This is what helped me to get started:
Start with a requirements document. Write from the customers point of view. Write everything down what the software should be able to do. Avoid giving solutions. Be explicit. If a functionality will receive input specify what exactly it can expect, how much it should expect and how it should act in error situations.
Don't forget to specify limits. Everything has a limit. If your solution is going to manage accounts how many should it be able to handle? 20 or 10 million?
Your requirements document should include functional requirements and not functional requirements. Not functional requirements are: performance, stability, resource usage, security and so on.
When you're done specifying requirements give every requirement a importance score: must have, important, optional.
Now write a document where you specify how every requirement will be implemented. Be careful with the detail. Don't go to deep. Go for the 20/80 rule. Specify 20% of the functionality in-depth which will affect 80% of the solution.
You will probably notice, that you cannot describe how every requirement will be implemented. It is ok to write "I don't have a clue how to implement this". But it is important that you write this down! The amount of "don't knows" will tell you how risky your project is.
The next step is to make a task list. You will need to know what actually you have to do. For every requirement you will have a couple of tasks to perform.
One of those tasks is to find out how to implement the "don't know" requirements. Don't try to clarify every "don't know". Go for the must-have and the important ones. Clarifying some of the "don't knows" may even be a mini sub project.
Once you have your tasks estimate the time you need to complete them. Don't be shy estimating. It is impossible to estimate accurately when you're at the beginning of the project. As the project moves on you will re-estimate the tasks and you estimates will get more accurate.

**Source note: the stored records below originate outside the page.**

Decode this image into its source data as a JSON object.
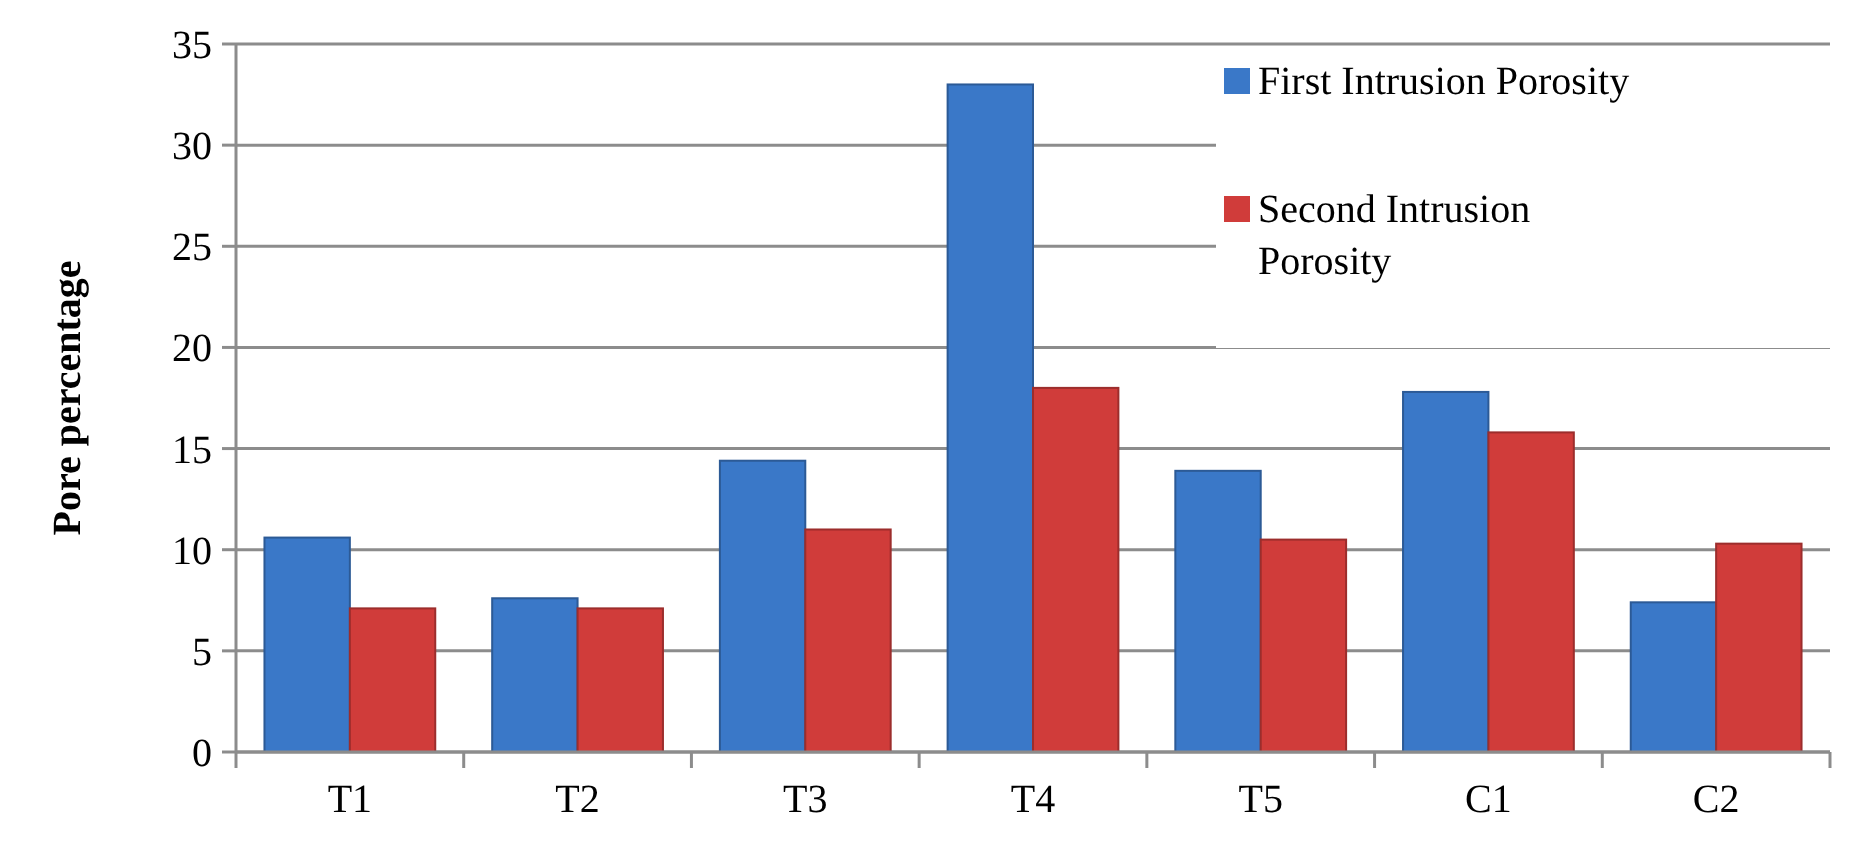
{
  "chart_data": {
    "type": "bar",
    "ylabel": "Pore percentage",
    "categories": [
      "T1",
      "T2",
      "T3",
      "T4",
      "T5",
      "C1",
      "C2"
    ],
    "series": [
      {
        "name": "First Intrusion Porosity",
        "color": "#3a78c8",
        "values": [
          10.6,
          7.6,
          14.4,
          33,
          13.9,
          17.8,
          7.4
        ]
      },
      {
        "name": "Second Intrusion Porosity",
        "color": "#d03c3a",
        "values": [
          7.1,
          7.1,
          11,
          18,
          10.5,
          15.8,
          10.3
        ]
      }
    ],
    "ylim": [
      0,
      35
    ],
    "yticks": [
      0,
      5,
      10,
      15,
      20,
      25,
      30,
      35
    ],
    "grid": "y",
    "legend": "top right"
  }
}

It was very helpful to me to make so called three point estimates. Estimate the time you will need if everything goes well. This is you optimistic time. Then estimate how long it will take if you encounter problems. This is your pessimistic time. Then estimate a realistic time. The span between optimistic and pessimistic time will tell you how uncertain you are about the implementation.
Now you will have to bring the tasks in the order they will be implemented. Some of the tasks will have dependencies which your order will has to reflect. There is a very good tool to help you visualize this order: your office wall. Write your tasks on post-its and put them on the wall. Seriously. It worked for me very well.
Now you're already in the middle of your project. The sum of your estimates will give you two release dates (the optimistic and the pessimistic). You can set mile stones. Update the estimates for your tasks periodically. The change of the calculated release date will tell you how you're performing.